C’est sur ma joue qu’il l’a reçu : voilà comme les grands font justice !


Le Comte, riant.

C’est sur ta joue ? Ah ! ah ! ah ! qu’en dites-vous donc, ma chère comtesse ?


La Comtesse, absorbée, revient à elle et dit avec sensibilité :

Ah ! oui, cher comte, et pour la vie, sans distraction, je vous le jure.

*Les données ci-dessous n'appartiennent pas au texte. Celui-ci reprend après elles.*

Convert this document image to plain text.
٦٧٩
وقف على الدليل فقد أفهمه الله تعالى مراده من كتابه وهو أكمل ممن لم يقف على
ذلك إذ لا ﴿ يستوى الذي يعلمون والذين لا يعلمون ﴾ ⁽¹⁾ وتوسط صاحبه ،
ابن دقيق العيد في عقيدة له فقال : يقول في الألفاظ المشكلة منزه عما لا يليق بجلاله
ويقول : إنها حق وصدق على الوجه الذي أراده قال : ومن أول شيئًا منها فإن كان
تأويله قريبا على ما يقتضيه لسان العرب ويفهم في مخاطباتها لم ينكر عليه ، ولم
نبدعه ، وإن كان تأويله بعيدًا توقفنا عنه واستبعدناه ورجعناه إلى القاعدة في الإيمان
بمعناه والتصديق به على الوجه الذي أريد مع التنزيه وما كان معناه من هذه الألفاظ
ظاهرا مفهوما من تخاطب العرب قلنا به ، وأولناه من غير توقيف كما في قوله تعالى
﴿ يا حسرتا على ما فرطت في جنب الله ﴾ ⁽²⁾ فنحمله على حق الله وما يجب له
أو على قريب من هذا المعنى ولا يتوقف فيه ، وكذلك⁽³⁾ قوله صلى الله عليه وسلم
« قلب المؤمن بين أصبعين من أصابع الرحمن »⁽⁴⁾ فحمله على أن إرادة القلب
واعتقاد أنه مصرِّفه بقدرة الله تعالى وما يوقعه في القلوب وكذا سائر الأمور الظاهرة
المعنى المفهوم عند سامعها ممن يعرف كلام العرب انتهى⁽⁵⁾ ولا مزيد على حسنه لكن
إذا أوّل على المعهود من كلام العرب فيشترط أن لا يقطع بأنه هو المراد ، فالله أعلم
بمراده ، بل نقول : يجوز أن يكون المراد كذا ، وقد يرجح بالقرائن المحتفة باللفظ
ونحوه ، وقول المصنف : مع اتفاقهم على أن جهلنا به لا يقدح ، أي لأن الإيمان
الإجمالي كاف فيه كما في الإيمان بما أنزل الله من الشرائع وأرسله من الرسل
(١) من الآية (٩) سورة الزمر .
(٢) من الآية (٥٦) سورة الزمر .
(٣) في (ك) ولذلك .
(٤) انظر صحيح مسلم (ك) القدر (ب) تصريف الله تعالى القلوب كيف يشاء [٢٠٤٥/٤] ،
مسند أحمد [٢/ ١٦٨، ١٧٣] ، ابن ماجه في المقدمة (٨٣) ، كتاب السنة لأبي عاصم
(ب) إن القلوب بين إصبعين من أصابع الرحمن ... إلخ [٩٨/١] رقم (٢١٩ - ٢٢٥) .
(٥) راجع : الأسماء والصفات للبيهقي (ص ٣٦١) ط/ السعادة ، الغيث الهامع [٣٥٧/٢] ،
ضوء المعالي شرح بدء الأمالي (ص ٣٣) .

Le Comte, frappant sur l’épaule du juge.

Et vous, don Brid’oison, votre avis maintenant ?


Brid’oison.

Su-ur tout ce que je vois, monsieur Le comte ?… Ma-a foi, pour moi, je-e ne sais que vous dire : voilà ma façon de penser.


Tous ensemble.

Bien jugé !


Figaro.

J’étais pauvre, on me méprisait. J’ai montré quelque esprit, la haine est accourue. Une jolie femme et de la fortune…


Bartholo, en riant.

Les cœurs vont te revenir en foule.


Figaro.

Est-il possible ?


Bartholo.

Je les connais.


Figaro, saluant les spectateurs.

Ma femme et mon bien mis à part, tous me feront honneur et plaisir.

(On joue la ritournelle du vaudeville.
VAUDEVILLE

Basile.
Premier couplet.

Triple dot, femme superbe,
Que de biens pour un époux !
D’un seigneur, d’un page imberbe,
Quelque sot serait jaloux.
Du latin d’un vieux proverbe,
L’homme adroit fait son parti.


Figaro.


Je le sais…

(Il chante.)

Gaudeant bene nati !


Basile.


Non…

(Il chante :)

Gaudeant bene nanti !


Suzanne.
Deuxième couplet.

Qu’un mari sa foi trahisse,
Il s’en vante, et chacun rit ;
Que sa femme ait un caprice,
S’il l’accuse, on la punit.
De cette absurde injustice
Faut-il dire le pourquoi ?
Les plus forts ont fait la loi. (Bis.)